Correlation between vertical wheel impact energy with lateral wheel impact energy: A finite element analysis approach

Abstract

A dynamic loading impact test was performed on a wheel rim using the Finite Element method. It is a convenient, practical and more economic to use computational simulation compared to a real experiment which may involve high costs in order to provide enough specimens for repeated experiments. The study’s aim is to investigate the correlation between the impact energy absorbed in 13 degree and 90 degree impact tests using three different materials, namely Aluminium 6061-T6, Magnesium AM60 and Stainless Steel 304L. For the wheel rim, the elasto-plastic condition was applied.
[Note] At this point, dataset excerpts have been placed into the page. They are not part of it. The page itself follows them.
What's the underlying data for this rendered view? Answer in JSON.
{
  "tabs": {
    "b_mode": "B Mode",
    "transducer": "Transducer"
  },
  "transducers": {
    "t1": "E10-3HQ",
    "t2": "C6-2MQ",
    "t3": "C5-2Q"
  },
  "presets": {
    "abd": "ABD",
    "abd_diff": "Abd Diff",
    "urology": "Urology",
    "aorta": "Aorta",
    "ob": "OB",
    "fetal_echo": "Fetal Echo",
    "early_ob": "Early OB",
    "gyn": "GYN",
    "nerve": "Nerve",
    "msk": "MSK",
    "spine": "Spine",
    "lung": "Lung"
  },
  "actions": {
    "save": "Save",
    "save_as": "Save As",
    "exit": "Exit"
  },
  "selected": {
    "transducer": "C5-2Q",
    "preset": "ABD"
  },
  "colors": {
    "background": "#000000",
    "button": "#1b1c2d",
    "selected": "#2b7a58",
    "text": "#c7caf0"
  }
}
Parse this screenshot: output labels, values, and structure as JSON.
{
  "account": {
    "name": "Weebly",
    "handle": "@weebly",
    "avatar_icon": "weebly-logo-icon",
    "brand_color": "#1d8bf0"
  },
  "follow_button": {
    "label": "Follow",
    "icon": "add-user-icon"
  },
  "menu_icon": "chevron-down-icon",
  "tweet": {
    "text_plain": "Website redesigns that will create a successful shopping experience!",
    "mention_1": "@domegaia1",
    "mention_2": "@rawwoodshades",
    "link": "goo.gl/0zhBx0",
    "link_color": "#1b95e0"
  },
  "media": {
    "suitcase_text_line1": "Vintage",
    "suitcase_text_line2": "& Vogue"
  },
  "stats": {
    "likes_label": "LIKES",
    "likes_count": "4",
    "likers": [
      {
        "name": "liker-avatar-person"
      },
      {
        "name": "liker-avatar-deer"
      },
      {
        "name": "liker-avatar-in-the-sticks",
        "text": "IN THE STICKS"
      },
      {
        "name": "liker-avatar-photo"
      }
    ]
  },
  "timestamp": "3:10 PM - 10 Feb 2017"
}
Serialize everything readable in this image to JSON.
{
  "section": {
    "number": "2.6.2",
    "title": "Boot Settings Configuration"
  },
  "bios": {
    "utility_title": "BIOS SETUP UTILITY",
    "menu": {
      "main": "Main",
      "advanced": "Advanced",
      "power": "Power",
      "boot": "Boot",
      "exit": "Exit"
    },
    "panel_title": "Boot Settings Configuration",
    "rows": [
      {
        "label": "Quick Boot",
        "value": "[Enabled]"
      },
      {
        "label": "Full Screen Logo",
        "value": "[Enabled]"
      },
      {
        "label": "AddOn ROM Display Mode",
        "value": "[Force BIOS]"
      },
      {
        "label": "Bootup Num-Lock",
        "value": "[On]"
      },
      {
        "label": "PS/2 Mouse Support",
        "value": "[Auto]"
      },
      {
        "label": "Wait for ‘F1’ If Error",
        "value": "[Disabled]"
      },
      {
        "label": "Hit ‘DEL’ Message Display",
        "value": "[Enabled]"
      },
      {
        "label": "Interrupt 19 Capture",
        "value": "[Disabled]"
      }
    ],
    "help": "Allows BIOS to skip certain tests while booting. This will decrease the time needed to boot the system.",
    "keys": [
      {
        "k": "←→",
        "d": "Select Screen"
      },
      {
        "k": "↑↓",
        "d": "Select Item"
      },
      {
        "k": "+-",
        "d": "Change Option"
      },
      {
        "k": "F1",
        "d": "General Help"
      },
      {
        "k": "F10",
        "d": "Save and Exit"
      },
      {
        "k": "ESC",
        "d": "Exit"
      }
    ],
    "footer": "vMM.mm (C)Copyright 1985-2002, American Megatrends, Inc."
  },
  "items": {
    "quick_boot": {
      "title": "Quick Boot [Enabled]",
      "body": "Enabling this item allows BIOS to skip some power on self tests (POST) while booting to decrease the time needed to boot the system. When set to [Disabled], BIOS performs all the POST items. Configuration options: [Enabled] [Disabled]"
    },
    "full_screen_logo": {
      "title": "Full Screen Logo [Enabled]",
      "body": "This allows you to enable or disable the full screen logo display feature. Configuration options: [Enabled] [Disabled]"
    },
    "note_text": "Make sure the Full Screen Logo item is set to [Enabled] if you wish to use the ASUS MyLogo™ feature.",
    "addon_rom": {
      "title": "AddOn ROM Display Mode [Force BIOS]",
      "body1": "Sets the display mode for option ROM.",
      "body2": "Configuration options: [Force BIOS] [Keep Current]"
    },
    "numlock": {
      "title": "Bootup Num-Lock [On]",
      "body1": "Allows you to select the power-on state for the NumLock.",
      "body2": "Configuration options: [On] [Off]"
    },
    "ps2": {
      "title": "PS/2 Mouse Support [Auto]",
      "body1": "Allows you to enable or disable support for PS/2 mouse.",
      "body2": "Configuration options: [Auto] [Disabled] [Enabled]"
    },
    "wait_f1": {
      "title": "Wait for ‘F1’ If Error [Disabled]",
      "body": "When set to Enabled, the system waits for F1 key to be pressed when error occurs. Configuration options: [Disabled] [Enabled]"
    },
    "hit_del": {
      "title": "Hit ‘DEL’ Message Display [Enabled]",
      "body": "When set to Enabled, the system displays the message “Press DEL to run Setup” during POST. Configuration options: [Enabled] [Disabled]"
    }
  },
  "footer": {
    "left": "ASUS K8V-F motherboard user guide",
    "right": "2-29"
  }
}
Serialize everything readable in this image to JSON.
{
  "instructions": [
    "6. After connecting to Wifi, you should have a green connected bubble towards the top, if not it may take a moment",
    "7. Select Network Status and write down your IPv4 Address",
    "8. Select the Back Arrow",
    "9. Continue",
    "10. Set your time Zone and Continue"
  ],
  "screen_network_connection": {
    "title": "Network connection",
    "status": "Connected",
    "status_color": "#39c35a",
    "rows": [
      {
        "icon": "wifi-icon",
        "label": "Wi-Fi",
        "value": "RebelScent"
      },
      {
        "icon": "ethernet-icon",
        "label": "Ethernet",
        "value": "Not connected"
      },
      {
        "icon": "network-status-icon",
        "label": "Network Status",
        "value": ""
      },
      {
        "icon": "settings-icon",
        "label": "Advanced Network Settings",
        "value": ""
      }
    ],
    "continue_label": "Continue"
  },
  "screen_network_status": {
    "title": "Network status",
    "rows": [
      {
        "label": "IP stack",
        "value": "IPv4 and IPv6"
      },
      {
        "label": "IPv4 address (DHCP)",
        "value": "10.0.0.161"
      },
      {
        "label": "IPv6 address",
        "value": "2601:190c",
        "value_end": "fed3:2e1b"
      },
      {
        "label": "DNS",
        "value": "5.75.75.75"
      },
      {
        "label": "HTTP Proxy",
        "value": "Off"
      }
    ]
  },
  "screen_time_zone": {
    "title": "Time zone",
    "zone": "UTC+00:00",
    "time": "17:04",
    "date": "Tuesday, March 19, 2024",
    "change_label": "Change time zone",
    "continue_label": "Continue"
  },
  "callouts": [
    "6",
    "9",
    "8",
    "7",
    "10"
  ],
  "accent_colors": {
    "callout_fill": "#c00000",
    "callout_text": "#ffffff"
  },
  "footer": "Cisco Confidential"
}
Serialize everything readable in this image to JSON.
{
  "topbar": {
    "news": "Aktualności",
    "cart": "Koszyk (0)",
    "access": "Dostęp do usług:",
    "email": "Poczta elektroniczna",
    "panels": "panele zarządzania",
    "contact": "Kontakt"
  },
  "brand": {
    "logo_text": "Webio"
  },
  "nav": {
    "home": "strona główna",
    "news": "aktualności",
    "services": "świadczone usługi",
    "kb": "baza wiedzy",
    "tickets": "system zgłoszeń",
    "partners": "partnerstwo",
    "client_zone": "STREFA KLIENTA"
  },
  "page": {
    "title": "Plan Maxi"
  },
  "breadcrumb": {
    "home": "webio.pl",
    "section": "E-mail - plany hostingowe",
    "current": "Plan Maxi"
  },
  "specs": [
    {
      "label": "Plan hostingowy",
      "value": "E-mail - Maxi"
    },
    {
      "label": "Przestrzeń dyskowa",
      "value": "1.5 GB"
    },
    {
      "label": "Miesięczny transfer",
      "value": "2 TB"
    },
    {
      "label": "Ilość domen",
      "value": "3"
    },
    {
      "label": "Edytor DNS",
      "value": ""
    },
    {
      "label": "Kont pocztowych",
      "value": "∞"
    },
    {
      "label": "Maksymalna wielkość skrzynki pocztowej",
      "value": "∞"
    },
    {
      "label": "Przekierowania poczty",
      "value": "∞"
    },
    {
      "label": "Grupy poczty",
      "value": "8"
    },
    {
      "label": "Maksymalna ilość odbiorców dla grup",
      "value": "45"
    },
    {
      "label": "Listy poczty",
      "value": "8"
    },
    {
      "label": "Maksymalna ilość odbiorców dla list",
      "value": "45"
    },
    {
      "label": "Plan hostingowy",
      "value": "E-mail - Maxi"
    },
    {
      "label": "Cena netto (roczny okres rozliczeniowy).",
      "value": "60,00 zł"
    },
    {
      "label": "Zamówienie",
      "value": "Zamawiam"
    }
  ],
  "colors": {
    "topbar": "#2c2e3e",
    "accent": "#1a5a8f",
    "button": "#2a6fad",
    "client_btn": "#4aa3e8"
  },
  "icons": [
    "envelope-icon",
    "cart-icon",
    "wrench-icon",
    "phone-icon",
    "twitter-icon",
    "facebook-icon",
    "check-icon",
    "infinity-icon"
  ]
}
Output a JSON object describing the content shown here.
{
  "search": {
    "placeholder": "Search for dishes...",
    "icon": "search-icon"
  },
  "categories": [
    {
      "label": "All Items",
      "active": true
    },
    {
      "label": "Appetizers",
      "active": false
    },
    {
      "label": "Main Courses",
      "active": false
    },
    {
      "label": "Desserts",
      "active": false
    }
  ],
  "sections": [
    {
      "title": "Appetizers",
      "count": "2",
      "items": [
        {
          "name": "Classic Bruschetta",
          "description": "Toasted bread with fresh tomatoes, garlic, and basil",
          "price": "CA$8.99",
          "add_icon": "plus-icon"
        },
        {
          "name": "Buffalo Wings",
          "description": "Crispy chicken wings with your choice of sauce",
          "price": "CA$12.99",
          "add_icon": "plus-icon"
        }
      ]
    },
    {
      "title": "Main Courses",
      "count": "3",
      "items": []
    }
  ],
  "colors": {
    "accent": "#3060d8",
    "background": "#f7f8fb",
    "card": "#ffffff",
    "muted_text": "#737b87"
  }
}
The striker is set to move downwards with a velocity of -22222.2 mm/s and a mass of 144 kg. The mesh sizes implemented in this work are 10 mm, 7 mm and 5 mm. It is found that the peak load in the 90 degree impact test is greater than the 13 degree impact test. Due to dissimilar wheel orientation and contact area during the impact, the energy absorbed obtained in the 13 degree impact test is lower than the 90 degree impact test. Aluminium shows the best results compared to the other material with a percentage of correlation of 24.40 %. Whereas, Stainless Steel recorded the highest value of deviation percentage compared to the other materials. The result shows that this can be the basis to study the parameters for wheel changes such as the use of new materials, and the thickness, size and pattern of spokes.